Although a relatively modest production, Caught looks like a much bigger picture thanks to Max Ophüls impressive direction. Los Angeles carhop Leonora Eames (Barbara Bel Geddes) is determined to live a rich and glamorous life, and pinches pennies to attend a charm school. Her friend Maxine (Ruth Brady) helps her become a department store model, where the unpleasant Franzi Kartos (Curt Bois), a personal secretary to the industrial tycoon Smith Ohlrig (Robert Ryan), invites her on a ritzy, somewhat risky yacht-cruise party to Catalina. Feeling that she has no options Leonora waits on the dock, but instead meets Ohlrig in person. Domineering and self-absorbed, Ohlrig assumes he can have any woman he wants and becomes disturbed when Leonora refuses to be casually compromised. Reacting to a criticism from his psychiatrist (Art Smith), the tycoon impulsively marries Leonora. But instead of a honeymoon he installs her in his Long Island mansion and uses her as an all-hours social committee for endless business meetings. He orders her about as if she were a servant. Leonora has little time alone with her husband and when they do talk he insinuates that she only loves his money. She finally runs away to New York City and talks herself into a receptionist's job for a ghetto doctor, Larry Quinada (James Mason). But she doesn't tell Quinada that she's married, nor does she explain the incongruity of her high-toned background. And all the while, Smith Ohlrig's detectives are watching her.
The late 1940s saw a big upswing in socially conscious filmmaking but also a number of films whose underlying theme was a harsh criticism of capitalism, material success and the worship of luxuries -- in short, all the things that motivate the working class to try to beat a tough system. Caught's screenwriter Arthur Laurents was a definite leftist whose beliefs were in agreement with those of Robert Rosson and Abraham Polonsky, the makers of Enterprise Productions' Force of Evil and Body and Soul: the message of all these films is that America is in the grip of a false consumerist value system that puts a price on everything, including people.
Caught's Leonora Eames does her best to feed herself to this system. We first see her dreaming over pictures of clothing and jewelry in fashion magazines. Her friends likewise believe the same fairy tale that happiness will only come by attracting a handsome and rich Prince Charming. Leonora has to be goaded and shamed into attending a boating party, as she knows she'll be tempted to become a plaything of some man she never met before. She instead hits the jackpot and becomes a news cycle Cinderella, the girl who nabbed the most eligible and handsome millionaire in America.

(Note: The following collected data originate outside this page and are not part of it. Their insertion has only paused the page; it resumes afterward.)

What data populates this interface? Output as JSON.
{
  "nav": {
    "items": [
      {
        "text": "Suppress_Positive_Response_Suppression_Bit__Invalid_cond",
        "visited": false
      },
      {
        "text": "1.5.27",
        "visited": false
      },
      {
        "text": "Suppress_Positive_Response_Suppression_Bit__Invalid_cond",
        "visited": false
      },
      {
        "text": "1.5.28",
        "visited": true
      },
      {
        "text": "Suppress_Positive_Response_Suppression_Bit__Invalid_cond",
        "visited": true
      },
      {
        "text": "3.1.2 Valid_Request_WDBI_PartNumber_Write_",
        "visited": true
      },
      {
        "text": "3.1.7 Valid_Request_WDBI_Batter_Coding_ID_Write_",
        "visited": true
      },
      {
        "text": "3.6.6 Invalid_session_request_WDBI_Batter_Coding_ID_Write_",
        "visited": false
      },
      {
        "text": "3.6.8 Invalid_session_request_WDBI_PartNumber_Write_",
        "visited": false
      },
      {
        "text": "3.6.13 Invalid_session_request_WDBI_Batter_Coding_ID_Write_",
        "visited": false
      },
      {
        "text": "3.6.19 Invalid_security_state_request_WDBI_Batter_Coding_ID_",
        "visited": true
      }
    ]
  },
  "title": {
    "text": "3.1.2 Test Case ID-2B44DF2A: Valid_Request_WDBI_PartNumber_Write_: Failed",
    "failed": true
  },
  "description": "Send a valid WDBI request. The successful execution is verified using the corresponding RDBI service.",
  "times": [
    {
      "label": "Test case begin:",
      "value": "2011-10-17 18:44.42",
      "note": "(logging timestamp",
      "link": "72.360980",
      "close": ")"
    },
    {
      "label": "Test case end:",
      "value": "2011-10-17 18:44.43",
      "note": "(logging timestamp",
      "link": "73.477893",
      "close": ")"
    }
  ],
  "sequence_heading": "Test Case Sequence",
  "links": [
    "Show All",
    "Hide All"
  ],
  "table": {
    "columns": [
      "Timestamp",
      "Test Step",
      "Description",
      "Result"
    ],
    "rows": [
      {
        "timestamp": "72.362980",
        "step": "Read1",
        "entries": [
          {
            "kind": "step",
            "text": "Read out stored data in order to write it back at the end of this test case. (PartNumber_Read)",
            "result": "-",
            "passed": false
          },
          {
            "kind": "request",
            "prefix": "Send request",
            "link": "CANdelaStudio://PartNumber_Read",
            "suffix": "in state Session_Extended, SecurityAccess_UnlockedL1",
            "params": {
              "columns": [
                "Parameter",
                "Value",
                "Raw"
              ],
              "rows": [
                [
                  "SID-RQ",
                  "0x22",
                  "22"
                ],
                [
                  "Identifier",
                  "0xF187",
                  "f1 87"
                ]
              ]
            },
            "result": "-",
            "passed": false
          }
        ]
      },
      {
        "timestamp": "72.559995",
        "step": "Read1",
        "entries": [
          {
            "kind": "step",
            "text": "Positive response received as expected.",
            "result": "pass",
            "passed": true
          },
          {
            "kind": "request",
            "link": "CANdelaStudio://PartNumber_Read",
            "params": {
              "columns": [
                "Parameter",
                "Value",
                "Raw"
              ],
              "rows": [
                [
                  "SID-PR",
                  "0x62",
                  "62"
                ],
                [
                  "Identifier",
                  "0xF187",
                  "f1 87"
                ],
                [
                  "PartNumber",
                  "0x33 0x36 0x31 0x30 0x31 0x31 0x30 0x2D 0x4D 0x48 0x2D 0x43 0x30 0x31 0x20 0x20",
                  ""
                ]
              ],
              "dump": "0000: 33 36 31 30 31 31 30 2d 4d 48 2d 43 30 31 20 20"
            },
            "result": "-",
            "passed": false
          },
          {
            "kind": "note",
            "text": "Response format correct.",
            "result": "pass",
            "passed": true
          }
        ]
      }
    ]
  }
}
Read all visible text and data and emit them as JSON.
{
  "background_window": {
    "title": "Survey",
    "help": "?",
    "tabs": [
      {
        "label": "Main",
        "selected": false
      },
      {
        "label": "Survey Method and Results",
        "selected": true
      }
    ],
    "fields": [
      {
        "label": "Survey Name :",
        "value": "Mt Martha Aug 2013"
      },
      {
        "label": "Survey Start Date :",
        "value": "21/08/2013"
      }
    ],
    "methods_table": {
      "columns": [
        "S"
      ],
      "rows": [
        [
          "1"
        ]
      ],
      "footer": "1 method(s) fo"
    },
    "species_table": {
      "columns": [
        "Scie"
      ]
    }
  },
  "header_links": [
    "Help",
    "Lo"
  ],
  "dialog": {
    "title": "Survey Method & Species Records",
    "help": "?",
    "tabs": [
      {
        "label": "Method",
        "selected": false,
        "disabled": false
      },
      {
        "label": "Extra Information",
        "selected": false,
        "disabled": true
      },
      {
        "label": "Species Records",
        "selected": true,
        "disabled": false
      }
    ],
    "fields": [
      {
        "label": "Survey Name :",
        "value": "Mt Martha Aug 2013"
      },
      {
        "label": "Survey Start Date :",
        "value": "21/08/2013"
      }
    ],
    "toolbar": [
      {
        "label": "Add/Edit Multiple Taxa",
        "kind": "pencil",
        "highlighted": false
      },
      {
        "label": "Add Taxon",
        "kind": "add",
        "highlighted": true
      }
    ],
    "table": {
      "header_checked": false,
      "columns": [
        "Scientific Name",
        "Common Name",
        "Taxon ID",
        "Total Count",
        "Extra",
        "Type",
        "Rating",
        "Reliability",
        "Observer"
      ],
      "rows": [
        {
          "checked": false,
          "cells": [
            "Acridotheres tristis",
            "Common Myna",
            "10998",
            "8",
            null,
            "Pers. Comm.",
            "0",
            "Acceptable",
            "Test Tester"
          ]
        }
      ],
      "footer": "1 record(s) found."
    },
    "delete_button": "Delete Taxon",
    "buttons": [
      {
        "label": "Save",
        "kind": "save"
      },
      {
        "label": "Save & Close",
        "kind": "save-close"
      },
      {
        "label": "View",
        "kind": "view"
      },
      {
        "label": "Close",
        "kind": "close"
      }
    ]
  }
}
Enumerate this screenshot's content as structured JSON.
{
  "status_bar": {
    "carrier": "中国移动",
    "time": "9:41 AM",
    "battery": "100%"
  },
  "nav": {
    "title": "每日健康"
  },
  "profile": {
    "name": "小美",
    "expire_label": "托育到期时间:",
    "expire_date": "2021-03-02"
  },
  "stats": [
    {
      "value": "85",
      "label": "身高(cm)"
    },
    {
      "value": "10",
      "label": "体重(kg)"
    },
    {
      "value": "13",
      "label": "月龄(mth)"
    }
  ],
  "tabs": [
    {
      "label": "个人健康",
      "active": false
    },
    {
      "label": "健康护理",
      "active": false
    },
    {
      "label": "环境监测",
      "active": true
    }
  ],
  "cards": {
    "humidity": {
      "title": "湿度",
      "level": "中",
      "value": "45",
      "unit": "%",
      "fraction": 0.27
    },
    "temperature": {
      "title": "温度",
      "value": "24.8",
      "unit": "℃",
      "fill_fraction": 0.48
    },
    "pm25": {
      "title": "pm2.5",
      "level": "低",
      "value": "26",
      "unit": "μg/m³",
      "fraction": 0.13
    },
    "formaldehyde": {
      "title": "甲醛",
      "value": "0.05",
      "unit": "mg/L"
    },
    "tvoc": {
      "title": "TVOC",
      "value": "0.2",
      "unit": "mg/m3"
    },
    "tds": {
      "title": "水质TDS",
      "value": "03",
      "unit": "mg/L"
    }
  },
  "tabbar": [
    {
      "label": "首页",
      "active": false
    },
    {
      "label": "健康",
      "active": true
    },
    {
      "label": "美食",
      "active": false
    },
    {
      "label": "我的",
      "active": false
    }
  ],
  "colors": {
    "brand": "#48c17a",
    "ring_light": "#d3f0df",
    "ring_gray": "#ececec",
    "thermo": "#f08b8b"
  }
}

But Smith Ohlrig (sounds like "oil rig") turns out to be a nightmare husband. Robert Ryan plays him as an ultra-aggressive sociopath, a 'winner' who must crush all competition and dominate every aspect of his life. Ryan's eyes never looked as darkly menacing. He hides his emotions like a petulant boy. Leonora is just another of his possessions. He resents her because he married her practically on a dare, as he might snatch up a company just to spite other buyers. Leonora realizes that her ambitions have only led her into a trap. Denied love and attention, she feels worse than ever. Maxine can't understand Leonora's problem, now that everything she touches is the highest quality money can buy.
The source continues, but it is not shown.